For now, the BTC pipeline looks secure for exports to Europe, albeit under the increased watch of Russia, as is the Baku-Tbilisi-Erzurum gas pipeline that runs along nearly the same route as the BTC. But the big question now concerns plans for future pipelines.

The United States and European Union have been supporting construction of the Nabucco gas pipeline to bring Azerbaijani and, more importantly, Turkmen and Kazakh natural gas to Europe -- eventually more than 30 billion cubic meters of gas annually. Nabucco is scheduled for completion in 2013, but no work has been done so far in laying the pipeline.
The Baku-Tbilisi-Ceyhan pipeline

Nabucco also faces competition from the Russian-backed South Stream gas pipeline project that runs nearly the same route as Nabucco and targets essentially the same consumer market. Given the outcome of the Georgian-Russian conflict, potential investors will have to consider which of the two pipelines is more likely to be built first.

The answer at the moment seems to be South Stream. Since hostilities eased in the Caucasus, Russia's Gazprom has managed to conclude a deal with key Caspian gas supplier Turkmenistan. The details of that deal are unclear, but it appears Ashgabat has agreed to sell even more gas to Gazprom.

But in the end, just having those supplies may not be enough. Noel says that Russia's image in Europe has suffered from the military action in the Caucasus -- and that could spur a change in European energy policies.
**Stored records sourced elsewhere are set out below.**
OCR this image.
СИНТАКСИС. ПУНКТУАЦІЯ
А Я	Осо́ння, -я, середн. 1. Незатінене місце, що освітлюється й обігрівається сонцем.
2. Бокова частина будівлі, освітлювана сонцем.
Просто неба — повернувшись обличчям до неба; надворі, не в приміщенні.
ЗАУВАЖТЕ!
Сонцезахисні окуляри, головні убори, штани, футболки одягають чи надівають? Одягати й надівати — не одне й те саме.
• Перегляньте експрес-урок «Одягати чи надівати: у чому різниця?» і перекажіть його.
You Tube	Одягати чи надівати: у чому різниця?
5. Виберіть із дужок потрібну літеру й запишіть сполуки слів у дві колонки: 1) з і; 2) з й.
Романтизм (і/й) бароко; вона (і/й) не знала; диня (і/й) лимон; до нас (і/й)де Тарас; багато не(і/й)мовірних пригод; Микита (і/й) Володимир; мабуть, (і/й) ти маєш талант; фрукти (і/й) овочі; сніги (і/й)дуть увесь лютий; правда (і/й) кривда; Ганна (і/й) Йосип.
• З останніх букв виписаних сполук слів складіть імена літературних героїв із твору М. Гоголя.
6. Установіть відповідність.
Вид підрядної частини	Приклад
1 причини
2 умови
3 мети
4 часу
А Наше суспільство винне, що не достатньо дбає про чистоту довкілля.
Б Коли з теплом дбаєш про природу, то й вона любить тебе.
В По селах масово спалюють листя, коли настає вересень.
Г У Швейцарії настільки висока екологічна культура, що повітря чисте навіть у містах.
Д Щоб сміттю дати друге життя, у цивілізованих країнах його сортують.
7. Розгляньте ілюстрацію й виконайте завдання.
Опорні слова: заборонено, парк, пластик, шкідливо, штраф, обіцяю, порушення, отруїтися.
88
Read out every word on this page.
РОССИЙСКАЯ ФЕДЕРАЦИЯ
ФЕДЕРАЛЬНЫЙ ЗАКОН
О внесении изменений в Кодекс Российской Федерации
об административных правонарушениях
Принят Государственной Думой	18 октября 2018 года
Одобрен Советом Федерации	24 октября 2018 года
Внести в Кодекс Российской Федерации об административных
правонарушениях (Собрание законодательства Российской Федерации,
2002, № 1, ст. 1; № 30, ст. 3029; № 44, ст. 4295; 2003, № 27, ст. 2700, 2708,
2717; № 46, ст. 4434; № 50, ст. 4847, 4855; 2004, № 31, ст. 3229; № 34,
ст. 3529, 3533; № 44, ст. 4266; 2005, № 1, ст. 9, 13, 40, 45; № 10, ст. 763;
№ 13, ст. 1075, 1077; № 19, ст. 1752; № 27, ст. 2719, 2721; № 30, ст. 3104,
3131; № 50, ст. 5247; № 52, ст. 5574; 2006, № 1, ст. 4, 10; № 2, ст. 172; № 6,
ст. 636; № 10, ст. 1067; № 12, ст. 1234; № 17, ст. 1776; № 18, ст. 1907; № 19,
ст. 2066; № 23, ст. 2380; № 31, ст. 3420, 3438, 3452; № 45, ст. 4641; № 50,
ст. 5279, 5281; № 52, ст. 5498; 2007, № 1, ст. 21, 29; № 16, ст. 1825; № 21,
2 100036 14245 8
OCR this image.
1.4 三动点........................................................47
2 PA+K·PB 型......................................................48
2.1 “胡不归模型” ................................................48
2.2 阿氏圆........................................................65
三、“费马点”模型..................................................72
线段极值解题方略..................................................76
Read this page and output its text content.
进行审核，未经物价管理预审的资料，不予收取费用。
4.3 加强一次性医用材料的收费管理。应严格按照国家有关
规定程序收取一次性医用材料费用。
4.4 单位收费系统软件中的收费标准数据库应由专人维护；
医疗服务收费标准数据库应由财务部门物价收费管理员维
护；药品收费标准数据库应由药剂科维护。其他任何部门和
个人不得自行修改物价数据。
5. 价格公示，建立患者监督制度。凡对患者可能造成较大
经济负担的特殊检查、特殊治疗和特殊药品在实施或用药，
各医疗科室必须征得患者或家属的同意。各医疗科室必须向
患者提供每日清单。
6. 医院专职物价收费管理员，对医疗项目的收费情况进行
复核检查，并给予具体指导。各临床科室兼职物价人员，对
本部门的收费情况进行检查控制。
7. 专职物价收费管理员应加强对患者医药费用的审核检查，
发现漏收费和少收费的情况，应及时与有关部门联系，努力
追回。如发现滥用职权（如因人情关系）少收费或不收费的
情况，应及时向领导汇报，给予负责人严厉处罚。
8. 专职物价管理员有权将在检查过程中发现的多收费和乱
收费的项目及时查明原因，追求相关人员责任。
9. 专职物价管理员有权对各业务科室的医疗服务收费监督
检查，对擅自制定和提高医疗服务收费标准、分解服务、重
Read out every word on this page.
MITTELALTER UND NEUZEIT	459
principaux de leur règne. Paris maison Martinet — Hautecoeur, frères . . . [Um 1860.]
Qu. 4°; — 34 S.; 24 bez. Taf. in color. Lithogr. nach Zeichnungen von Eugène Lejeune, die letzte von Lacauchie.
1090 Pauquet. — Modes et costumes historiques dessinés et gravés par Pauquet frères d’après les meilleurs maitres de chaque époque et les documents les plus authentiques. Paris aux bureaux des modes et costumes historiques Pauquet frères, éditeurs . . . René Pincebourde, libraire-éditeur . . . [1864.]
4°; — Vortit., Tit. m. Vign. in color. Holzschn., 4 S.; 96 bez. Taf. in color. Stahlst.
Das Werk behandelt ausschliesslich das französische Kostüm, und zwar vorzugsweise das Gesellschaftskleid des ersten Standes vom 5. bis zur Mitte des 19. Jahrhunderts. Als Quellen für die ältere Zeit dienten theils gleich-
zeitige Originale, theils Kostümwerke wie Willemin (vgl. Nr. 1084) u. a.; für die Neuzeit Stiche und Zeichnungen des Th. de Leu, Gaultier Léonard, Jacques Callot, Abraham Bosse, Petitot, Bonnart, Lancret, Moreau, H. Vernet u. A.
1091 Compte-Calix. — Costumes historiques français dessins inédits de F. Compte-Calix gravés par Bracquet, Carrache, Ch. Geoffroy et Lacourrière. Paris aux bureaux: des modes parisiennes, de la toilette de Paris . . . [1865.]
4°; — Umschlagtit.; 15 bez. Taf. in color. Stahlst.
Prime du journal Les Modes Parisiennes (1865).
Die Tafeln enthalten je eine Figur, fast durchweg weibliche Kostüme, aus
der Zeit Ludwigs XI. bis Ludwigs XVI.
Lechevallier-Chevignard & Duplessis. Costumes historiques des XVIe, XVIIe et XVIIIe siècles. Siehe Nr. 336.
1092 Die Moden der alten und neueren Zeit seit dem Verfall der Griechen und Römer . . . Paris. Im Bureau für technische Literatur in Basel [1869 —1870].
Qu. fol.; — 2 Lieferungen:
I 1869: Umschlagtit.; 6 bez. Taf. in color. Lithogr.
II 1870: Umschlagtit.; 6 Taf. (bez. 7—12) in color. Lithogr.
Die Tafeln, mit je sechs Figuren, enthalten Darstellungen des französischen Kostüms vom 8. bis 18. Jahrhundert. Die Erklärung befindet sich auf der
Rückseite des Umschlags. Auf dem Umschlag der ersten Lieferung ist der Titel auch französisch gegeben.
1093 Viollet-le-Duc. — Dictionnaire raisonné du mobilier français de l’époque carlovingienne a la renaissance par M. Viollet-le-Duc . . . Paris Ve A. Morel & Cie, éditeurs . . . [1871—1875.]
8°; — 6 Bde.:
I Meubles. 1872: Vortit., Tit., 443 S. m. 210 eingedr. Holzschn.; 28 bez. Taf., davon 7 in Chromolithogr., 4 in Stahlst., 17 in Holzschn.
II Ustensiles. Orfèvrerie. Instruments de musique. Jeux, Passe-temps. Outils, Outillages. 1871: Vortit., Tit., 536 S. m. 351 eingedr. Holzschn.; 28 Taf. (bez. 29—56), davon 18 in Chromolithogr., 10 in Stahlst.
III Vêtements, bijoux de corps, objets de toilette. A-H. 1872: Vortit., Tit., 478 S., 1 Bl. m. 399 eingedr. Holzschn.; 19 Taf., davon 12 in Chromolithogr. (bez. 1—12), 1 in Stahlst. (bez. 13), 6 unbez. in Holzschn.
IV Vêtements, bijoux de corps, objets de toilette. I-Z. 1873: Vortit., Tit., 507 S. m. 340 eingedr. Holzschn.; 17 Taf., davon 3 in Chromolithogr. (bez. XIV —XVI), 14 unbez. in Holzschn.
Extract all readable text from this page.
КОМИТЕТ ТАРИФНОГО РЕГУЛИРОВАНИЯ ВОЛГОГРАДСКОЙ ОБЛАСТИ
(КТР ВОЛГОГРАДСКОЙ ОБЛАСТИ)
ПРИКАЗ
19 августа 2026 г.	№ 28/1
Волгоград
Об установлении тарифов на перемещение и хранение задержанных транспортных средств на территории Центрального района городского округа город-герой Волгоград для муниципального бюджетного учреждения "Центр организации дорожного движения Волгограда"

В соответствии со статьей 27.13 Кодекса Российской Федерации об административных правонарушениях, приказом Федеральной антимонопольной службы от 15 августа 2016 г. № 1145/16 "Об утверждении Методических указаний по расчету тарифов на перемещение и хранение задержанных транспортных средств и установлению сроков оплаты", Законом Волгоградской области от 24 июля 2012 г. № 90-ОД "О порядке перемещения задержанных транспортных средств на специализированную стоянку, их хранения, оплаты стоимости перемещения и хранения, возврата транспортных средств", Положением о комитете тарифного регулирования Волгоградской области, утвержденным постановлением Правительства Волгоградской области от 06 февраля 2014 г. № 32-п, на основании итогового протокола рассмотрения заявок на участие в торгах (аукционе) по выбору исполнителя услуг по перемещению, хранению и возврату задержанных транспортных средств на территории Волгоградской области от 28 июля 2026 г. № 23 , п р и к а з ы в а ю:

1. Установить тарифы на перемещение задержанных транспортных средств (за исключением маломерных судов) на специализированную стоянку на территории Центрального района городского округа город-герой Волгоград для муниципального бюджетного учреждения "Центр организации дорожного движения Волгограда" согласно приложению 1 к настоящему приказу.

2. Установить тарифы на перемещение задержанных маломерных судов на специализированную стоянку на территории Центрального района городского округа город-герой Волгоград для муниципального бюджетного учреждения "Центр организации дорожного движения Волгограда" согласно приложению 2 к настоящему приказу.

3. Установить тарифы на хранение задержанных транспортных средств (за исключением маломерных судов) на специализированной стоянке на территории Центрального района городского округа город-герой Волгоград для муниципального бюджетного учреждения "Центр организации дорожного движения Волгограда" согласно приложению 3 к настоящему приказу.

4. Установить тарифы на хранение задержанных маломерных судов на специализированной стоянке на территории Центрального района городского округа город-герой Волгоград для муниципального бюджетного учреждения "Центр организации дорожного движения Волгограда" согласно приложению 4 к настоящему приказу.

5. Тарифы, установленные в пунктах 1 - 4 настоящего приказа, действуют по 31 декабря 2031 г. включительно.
"You can make the point that Russia has always met its contractual commitments, that it's been an extremely reliable supplier at least to Western Europe over the past four decades, which is true," Noel says. "But at the same time the political perception is something else and now the political perception is that Russia is not a reliable supplier, [or] at least it's a politically problematic supplier.... This will again increase the legitimacy of energy policies aimed at substituting away from gas, not necessarily only from Russian gas but from gas itself."

Still, it may not come to that. DeLay of the "FSU Oil and Gas Monitor" says Europe and Gazprom simply need each other too much. "Gazprom needs Europe as much as Europe needs Gazprom -- more, in fact. I believe that European gas sales account currently for about 60 percent of Gazprom's total revenues. Losing that would hurt the company very much," DeLay says.

So Russia may have won a Pyrrhic victory in Georgia. Its dominance in the Caucasus is almost beyond question now, but its image is badly tattered.

As a concession to customers in Europe, the Kremlin may have to allow alternative pipelines to be built to avoid losing revenue from sales in the West. After all, Europe may now see diversifying away from natural gas as preferable to a future as a captive customer of Russian gas supplies.